Sympathy with your people, insight of their condition, a study of the moral remedies, this will give endless diversity and fertility to your subjects for sermons. He that preaches out of a system of theology soon runs his round and returns on his track.
He that preaches out of a sympathy with living men will sooner exhaust the ocean or the clouds of water, than his pulpit of material. It is true that subjects must be studied; that principles must be traced, that facts must be collected and arranged, that books must be studied, that systems must be understood. But all this is far back of preaching. It is general preparation. Out of the stores thus accumulated one must select for sermons, on the principle that a physician selects for remedies for the sick, or stewards provide food for the household, with an eye on the persons to be treated. The wants of your people must set back into the sermon, and give to it depth, direction, and current. Preaching is sometimes word brooding; sometimes it is a flash of light to those in darkness; sometimes a basket of golden fruit to the hungry, a cordial to the comfortless, all to all, just as Christ is All in All! You will very soon come, in your parish life, to the habit of thinking more about your people and what you shall do for them than about your sermons and what you shall talk about. That is a good sign. Just as soon as you find yourself thinking, on Monday or Tuesday, Now, here are these persons, or this class,” you run over your list and study your people, “ what shall I do for them (“ you will get some idea what you need to do. Sometimes it is to call men from their sins; sometimes to repress the malign; sometimes to encourage hope in the faint-hearted; sometimes to instruct the understanding; sometimes to broaden men’s knowledge, and move them off of their prejudices. There are a thousand things to do. A preacher is a carpenter, building a house. You ought to know, as the house goes up, what you shall do next. Or, if it be built, and you are to furnish the house, you are to determine what is to be its furniture, and how distributed. You will know that this room is not lighted, or that room is not warmed.
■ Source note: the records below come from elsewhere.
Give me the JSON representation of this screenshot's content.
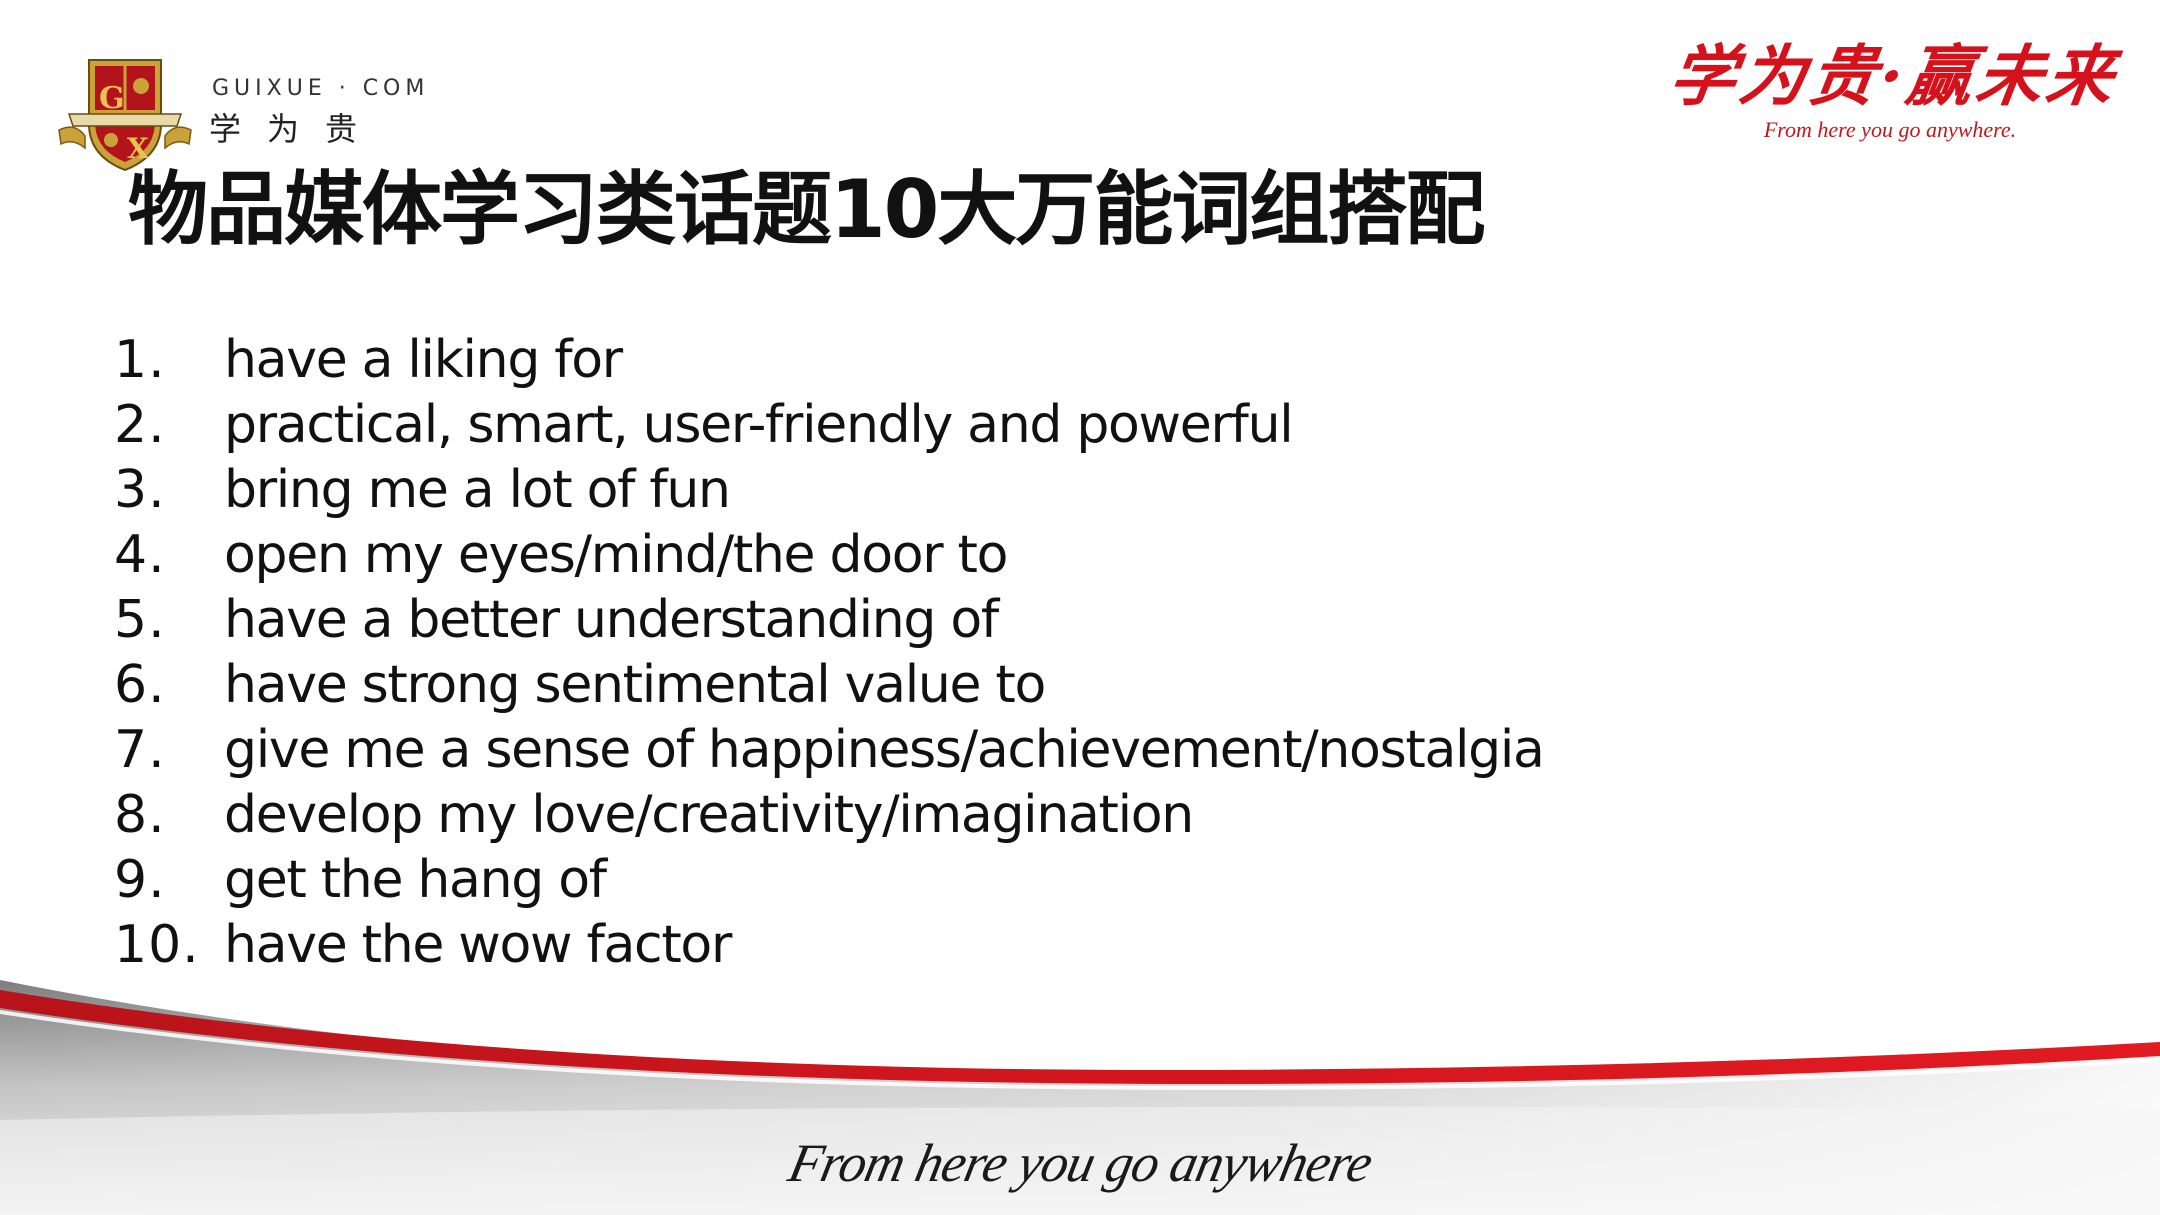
{
  "logo": {
    "domain": "GUIXUE · COM",
    "brand_cn": "学为贵",
    "crest_letters": [
      "G",
      "X"
    ]
  },
  "slogan": {
    "cn": "学为贵·赢未来",
    "en": "From here you go anywhere."
  },
  "title": "物品媒体学习类话题10大万能词组搭配",
  "phrases": [
    {
      "num": "1.",
      "text": "have a liking for"
    },
    {
      "num": "2.",
      "text": "practical, smart, user-friendly and powerful"
    },
    {
      "num": "3.",
      "text": "bring me a lot of fun"
    },
    {
      "num": "4.",
      "text": "open my eyes/mind/the door to"
    },
    {
      "num": "5.",
      "text": "have a better understanding of"
    },
    {
      "num": "6.",
      "text": "have strong sentimental value to"
    },
    {
      "num": "7.",
      "text": "give me a sense of happiness/achievement/nostalgia"
    },
    {
      "num": "8.",
      "text": "develop my love/creativity/imagination"
    },
    {
      "num": "9.",
      "text": "get the hang of"
    },
    {
      "num": "10.",
      "text": "have the wow factor"
    }
  ],
  "footer": {
    "tagline": "From here you go anywhere"
  },
  "colors": {
    "brand_red": "#d5121b",
    "text": "#111111",
    "gray_band": "#9a9a9a"
  }
}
Wherever you go among your people, you will, to use the mercantile figure, “ be taking account of stock.” That will suggest an endless number of subjects, and these subjects will turn you back to the New Testament to see what you can find there; and that will send you back to Nature, where you will see what is in God’s other great revelation. In this way you will grow fertile. You will not be troubled in looking for subjects on which to write sermons; your only trouble will be to find opportu nities for delivering sermons. I know that some men are more fertile than others; but a sympathetic study of human life is a remedy for uniform theology.